A family’s four decades of hell have finally come to an end after police successfully solved a cold case dating back to 1979, all thanks to incredible advances in DNA matching technology.
On February 12, 1979, 15-year-old Andrew Jackson Greer disappeared from Michigan’s Addison High School sparking a huge police search. Tragically, he was never seen alive again and the investigation eventually ran cold.
However, the case was re-opened in 2014 and three years later, in December 2017, a retired Bibb County Sheriff’s Department deputy made a connection between a ‘John Doe’ found in a pauper’s grave and Greer.
Notifying officials, the retired deputy managed to kickstart a huge DNA breakthrough as detectives travelled to Macon, Georgia, in April 2018 to exhume the body – before sending it for testing.
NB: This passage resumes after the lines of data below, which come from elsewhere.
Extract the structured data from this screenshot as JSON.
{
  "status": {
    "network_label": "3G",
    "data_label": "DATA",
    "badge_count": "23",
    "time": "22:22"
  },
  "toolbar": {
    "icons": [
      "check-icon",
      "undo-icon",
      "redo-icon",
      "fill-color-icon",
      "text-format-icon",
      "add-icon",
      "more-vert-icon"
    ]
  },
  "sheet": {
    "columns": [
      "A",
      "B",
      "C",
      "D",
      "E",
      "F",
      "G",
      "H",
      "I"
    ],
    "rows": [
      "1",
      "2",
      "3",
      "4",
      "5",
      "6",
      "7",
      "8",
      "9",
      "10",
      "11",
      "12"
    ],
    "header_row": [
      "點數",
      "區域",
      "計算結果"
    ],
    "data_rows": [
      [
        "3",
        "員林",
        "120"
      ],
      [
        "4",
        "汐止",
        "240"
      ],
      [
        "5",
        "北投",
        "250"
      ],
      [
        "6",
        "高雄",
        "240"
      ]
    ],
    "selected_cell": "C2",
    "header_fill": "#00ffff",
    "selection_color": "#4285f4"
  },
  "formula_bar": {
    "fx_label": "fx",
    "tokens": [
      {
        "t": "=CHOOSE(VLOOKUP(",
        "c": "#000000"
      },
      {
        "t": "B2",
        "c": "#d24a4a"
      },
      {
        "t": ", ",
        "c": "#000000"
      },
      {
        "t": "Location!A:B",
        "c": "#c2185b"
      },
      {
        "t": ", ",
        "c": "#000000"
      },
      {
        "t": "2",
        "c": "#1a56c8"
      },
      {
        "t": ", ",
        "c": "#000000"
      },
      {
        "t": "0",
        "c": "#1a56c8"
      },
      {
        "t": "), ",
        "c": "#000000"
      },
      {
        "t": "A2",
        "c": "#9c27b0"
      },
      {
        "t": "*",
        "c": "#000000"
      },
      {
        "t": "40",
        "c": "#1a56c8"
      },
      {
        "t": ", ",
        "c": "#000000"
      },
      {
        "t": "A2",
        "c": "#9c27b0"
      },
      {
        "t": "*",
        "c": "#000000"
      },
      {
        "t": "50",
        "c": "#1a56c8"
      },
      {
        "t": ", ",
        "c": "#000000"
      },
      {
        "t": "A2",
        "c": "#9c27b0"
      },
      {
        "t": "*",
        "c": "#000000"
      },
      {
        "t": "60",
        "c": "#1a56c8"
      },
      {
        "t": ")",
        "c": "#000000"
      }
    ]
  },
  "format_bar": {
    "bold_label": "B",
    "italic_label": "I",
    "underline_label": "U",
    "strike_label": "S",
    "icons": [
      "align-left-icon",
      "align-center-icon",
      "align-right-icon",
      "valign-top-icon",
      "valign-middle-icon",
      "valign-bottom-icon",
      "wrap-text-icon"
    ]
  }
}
Now, according to Michigan State Police, a forensic analyst from the Centre of Human Identification at North Texas University has confirmed that DNA from the remains matches Greer’s.
“Together, the DNA results and police reports conclude they are one in the same,” police added in their news release.
According to MLive.com, detectives collected DNA from relatives of Greer’s mother to confirm the match.
“The thing is, you want to feel good about it,” Michigan State Police Detective 1st Lt. Thomas DeClercq told the site. “It is a lot more bitter than sweet. It is sad. A young boy lost his life, you know, running away.”
Arrangements are now being made to return Greer’s body to Michigan, almost 40 years after his family saw him for the final time. He would have been 55 today.
Police concluded that initial indications showed Greer ran away from home following school that day, before being killed when he was hit by a semi-truck while hitchhiking down a main road two days later.
Thanks to huge advances in technology, it’s not the first case to be solved through a DNA match several decades later.
Now, police have announced they will review all cold cases from the last 40 years in Australia’s NSW, and hope “fresh eyes” and new technology will help them find previously untapped leads in some of the most mysterious and well-known homicide cases of the last four decades. They have assigned a special team to dig back into the tragic cases, looking for new clues.
It’s thought around 500 cases will be up for review, with 17 already being re-investigated. The state’s homicide squad will lead the investigations and will assign cases in priority order depending on a number of matters, including the evidence available.
According to The Daily Telegraph, some of the more high-profile cases back in the spotlight include that of Maria Smith, 20, – a student teacher who was found raped, bound and gagged inside her Randwick apartment in 1974, Lynette White, 26, – a hairdresser who was stabbed to death in her Coogee apartment in 1973, and Jordan Thomson – the 21-month-old was killed by a lethal injection of antidepressant drugs while his mother was out running errands.